En tournant la tête, Haru jura avoir vu Xiong Li rougir ! Ce dernier tenta aussitôt de ramener ses garçons à l'ordre :

— N'agressez pas Haru comme ça, les réprimanda-t-il sévèrement, ce n'est pas comme ça que l'on va appris à traiter les dames, alors un peu de tenu. Vous ne voudriez pas faire une mauvaise impression.

Les enfants baissèrent alors les yeux au sol, comme un chien la queue entre les pattes.

— On est désolés...

— Oui, on ne le refera plus.

Le Japonais aurait voulu leur dire que ce n'était rien tant ils semblaient piteux, mais il n'en eut pas l'occasion.

— Retournez vous entraîner maintenant, ordonna Xiong Li d'un doigt impérieux.

Après s'être poliment inclinés devant Haru, les garçons retournèrent jouer avec leurs armes. Le jeune homme les regarda s'éloigner avant de se tourner vers Xiong Li et de réaliser que le Chinois le regardait aussi.

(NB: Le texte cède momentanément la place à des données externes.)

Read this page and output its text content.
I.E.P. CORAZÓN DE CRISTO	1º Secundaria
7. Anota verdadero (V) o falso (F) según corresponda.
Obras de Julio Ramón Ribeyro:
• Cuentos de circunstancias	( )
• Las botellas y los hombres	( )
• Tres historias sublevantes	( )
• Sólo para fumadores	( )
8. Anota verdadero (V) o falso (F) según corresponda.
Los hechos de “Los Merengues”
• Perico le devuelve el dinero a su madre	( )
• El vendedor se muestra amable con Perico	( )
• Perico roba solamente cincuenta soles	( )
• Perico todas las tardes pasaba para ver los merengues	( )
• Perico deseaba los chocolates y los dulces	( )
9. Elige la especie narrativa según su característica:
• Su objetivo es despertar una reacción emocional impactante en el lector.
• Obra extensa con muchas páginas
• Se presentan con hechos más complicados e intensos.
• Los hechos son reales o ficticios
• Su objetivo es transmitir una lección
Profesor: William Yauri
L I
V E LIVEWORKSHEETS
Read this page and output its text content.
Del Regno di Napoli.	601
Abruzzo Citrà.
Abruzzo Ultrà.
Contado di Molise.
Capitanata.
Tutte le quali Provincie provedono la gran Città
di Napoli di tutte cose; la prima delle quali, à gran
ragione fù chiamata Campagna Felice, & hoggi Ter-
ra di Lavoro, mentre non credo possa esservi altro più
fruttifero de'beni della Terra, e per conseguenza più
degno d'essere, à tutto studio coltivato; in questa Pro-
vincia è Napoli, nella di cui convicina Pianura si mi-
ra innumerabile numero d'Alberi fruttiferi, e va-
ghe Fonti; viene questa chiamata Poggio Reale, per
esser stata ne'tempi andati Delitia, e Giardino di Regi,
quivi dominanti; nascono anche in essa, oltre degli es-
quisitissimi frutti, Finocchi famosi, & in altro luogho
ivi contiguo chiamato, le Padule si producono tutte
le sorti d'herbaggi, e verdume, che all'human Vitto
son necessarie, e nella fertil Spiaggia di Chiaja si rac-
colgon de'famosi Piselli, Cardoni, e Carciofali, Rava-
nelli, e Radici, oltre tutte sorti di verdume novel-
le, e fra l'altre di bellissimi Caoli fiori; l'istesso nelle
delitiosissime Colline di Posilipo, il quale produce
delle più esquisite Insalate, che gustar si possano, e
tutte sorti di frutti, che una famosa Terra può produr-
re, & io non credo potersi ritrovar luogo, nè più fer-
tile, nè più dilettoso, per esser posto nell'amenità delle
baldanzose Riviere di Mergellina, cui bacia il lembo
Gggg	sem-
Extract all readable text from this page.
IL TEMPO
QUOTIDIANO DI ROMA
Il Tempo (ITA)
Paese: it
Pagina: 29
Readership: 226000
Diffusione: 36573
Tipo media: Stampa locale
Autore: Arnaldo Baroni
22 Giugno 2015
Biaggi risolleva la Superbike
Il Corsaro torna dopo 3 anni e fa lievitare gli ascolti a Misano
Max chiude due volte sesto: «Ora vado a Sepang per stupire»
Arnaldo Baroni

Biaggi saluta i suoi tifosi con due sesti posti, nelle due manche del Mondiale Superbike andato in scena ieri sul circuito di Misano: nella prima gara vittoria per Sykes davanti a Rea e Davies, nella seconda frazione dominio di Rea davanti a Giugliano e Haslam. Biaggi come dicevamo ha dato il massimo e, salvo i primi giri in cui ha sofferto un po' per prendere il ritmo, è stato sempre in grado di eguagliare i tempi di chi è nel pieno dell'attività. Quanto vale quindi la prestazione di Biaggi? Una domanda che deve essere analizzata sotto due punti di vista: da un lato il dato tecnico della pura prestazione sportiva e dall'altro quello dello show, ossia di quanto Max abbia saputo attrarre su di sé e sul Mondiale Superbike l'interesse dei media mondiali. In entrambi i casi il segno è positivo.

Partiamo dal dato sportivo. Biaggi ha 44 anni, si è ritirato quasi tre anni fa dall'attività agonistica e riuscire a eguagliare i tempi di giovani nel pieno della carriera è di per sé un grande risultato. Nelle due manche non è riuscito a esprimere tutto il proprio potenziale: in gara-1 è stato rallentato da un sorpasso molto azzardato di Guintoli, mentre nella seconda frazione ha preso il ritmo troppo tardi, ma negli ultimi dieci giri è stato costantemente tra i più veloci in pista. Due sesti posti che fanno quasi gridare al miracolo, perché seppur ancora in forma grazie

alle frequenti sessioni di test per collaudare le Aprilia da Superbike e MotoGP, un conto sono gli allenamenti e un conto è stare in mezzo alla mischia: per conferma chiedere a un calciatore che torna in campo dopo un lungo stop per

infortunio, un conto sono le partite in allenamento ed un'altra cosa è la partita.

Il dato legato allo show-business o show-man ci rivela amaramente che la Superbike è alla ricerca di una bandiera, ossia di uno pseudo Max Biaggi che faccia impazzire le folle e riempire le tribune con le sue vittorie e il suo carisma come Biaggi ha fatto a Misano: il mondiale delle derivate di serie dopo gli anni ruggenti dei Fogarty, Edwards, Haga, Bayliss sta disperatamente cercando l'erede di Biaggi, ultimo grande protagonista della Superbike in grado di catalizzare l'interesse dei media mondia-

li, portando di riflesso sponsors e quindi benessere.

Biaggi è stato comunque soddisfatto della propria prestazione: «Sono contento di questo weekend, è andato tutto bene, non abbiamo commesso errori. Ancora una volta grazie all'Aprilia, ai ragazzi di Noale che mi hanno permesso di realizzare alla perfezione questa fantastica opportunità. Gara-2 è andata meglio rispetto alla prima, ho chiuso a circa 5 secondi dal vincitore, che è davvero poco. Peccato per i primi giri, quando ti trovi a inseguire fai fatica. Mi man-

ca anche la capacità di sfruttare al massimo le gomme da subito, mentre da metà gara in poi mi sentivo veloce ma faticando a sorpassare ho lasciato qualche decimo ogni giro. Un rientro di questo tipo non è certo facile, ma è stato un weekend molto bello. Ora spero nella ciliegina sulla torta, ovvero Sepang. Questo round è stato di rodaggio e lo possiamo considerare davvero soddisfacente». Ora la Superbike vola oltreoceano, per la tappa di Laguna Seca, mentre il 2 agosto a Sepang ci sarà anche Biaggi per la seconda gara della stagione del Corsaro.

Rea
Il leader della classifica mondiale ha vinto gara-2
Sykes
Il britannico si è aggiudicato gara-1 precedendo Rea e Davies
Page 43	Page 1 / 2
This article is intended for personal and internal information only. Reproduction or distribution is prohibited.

— Ils me font penser à nous, pas toi ?

Haru écarquilla les yeux, surpris par les paroles de l'Empereur. Sur le coup, il le dévisagea. Se pourrait-il qu'il puisse lire dans ses pensées ? Non, c'était impossible. Comment pouvait-il penser l'exact même chose que lui ? La réflexion de l'homme le troubla.

— Oui, sans doute..., murmura-t-il du bout des lèvres.

— Mais ils ont des vraies armes et pas des bouts de bois comme tu en avais...

Haru leva les yeux au ciel, incapable de retenir un sourire.

— On craignait que je me blesse, protesta-t-il.

Oh, comme il avait été jaloux en voyant la lame métallique et brillante du dāo de Xiong Li, alors qu'il devait se contenter d'un katana en bois. Il avait supplié son maître jusqu'à avoir lui aussi droit à une arme véritable, ce qu'on avait continué de lui refuser jusqu'à ce qu'il ait un niveau suffisant.

— Je veux qu'ils se blessent, c'est ainsi qu'ils apprendront à mieux se défendre.

En sachant ce qui faisait mal, on apprenait à tout faire pour l'éviter. Du moins, c'est ainsi que Xiong Li envisageait l'éducation de ses garçons. Ils devaient apprendre à être forts, car un jour, l'un d'eux deviendrait Empereur.

Le Japonais était fasciné par les différences et les similitudes entre son éducation et celle de Xiong Li. On l'avait toujours considéré comme un objet fragile, alors que le Chinois avait dû être rapidement confronté au danger et à la violence. Haru se souvenait à quel point Xiong Li lui avait paru sérieux pour son âge quand ils s'étaient rencontrés pour la toute première fois. Il avait déjà l'air d'avoir vécu cent vies, ce qui n'était pas étonnant quand on connaissait le climat politique trouble dans lequel il était né.

Devant le spectacle de ces deux enfants qui s'entraînaient aux arts martiaux, Haru en avait presque oublié la colère qui l'habitait en venant jusqu'ici. Il avait réellement été troublé par la rencontre des fils de Xiong Li. Il ne s'était pas imaginé que ce serait... comme ça. Parfois, il lui arrivait même d'oublier que l'homme était père. Pour autant, il essaya de se rappeler à l'ordre et de ne pas perdre son objectif de vue, car il voulait mettre les choses au clair. Même s'il était Empereur, Xiong Li devait comprendre qu'il y avait certaines choses qui étaient impardonnables. Des excuses ne suffiraient pas.